Anything you give would be greatly appreciated!
#1: Yes. It's more commonly found in white males of European descent.

#2: Yes. The gene for color-blindness is carried in the X chromosome, the female chromosome and is passed on by the mother. Although females may carry the gene, it's usually males who are affected.

#3: For the first 3 to 4 months of life, color vision in the neonate has yet to develop fully. Infants see in shades of black and white until then. Therefore, "symptoms" Wouldn't appear until much later. The condition is usually accidentally discovered in early childhood by family members or when Children are given the Ishihara color test as a part of vision screening at a pediatrician's or optometrist's office.
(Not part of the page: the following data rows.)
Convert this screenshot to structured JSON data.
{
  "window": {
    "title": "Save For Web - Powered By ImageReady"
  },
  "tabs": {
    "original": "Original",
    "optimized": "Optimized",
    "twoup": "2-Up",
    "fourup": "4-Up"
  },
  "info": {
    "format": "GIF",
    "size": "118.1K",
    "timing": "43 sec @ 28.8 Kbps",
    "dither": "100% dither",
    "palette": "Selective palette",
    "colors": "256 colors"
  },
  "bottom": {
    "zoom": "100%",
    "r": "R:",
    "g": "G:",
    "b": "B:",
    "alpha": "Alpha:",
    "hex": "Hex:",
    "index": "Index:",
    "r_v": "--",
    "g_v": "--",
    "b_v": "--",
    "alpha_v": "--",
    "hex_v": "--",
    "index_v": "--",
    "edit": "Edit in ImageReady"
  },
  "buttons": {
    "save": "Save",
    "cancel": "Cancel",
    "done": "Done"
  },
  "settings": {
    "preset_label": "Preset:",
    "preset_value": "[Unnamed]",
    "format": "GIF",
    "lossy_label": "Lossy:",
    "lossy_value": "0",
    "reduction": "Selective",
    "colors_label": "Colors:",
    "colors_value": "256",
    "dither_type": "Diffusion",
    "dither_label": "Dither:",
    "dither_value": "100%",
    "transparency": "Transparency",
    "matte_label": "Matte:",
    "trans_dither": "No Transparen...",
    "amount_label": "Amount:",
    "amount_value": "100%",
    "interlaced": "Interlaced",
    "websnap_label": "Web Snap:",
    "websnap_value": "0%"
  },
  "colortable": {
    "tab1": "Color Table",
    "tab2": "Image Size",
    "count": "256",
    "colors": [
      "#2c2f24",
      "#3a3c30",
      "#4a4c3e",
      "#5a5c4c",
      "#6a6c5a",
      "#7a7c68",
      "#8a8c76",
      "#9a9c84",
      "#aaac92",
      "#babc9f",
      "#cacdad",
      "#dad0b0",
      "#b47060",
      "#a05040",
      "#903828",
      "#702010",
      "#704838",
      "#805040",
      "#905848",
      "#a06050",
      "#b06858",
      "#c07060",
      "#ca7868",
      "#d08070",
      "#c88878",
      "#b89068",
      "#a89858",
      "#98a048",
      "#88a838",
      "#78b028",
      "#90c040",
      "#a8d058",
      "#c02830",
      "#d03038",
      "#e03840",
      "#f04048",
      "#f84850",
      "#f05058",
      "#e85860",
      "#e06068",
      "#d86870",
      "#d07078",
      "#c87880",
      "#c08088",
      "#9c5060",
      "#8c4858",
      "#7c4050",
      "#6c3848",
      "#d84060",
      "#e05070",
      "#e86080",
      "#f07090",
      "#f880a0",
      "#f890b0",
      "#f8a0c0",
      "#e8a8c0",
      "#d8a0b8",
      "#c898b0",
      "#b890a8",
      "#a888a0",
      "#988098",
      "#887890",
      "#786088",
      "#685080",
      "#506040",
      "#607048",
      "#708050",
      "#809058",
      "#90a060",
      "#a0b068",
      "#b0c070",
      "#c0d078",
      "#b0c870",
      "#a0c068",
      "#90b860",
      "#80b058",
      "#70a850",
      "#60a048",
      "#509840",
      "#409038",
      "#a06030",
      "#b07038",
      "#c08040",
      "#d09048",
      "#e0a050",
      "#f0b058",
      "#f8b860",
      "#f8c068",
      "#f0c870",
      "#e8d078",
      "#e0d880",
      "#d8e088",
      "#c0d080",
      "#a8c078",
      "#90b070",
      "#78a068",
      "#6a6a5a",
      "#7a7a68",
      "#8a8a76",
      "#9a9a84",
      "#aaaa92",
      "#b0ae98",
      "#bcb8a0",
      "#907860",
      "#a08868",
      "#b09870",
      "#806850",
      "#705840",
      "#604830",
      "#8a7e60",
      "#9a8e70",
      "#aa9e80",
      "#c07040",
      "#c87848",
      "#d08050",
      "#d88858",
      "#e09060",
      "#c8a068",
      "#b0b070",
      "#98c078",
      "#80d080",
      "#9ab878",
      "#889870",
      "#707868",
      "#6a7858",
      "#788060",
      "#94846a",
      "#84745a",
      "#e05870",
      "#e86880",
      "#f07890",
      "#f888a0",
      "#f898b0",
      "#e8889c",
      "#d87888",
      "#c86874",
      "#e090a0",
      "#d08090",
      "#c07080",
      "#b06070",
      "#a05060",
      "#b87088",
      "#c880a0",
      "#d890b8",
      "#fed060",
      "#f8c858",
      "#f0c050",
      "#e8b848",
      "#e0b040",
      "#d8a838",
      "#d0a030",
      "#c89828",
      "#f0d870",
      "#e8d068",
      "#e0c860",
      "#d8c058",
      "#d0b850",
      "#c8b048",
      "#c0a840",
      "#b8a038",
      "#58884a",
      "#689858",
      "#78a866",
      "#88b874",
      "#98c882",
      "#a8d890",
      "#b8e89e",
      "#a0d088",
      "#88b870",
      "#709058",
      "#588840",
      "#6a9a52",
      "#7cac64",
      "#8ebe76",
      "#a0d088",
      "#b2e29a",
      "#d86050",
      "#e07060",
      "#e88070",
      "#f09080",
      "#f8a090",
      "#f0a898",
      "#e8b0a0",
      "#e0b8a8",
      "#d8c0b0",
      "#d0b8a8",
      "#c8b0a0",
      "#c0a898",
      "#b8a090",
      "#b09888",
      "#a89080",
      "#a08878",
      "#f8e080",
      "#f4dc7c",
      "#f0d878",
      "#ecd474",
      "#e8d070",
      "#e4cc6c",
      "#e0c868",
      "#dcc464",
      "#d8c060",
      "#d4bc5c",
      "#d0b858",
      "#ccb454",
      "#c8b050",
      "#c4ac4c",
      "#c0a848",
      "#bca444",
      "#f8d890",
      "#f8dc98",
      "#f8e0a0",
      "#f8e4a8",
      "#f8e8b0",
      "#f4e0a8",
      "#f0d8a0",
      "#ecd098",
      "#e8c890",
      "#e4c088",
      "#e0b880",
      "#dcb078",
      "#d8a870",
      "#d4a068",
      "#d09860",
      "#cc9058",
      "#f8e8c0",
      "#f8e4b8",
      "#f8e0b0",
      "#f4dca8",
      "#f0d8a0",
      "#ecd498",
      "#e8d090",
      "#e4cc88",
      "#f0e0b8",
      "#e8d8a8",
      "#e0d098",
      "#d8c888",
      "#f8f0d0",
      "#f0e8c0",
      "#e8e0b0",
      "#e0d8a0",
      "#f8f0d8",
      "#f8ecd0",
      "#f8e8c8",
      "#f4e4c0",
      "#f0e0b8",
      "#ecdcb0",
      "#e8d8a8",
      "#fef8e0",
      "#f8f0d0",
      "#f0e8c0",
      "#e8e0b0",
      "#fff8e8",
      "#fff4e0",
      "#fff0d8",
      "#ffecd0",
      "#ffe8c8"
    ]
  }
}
#4: I think that's obvious.

#5: There's no way to know who first identified color-blindness but the first major study about it was published in 1794 by John Dalton, who was, himself, color-blind.

Also called Daltonism after John Dalton, color-blindness Doesn't mean that no color can be detected and everything is seen in black, white and shades of Grey. Although this condition also exists, it's extremely rare. What it means is that certain colors cannot be distinguished. Red/green color-blindness is the most common and about 99% of color-blindness is the red/green type. The other, blue/yellow color-blindness is rare. There is a great deal of information about vision conditions online. Take a look. It may help.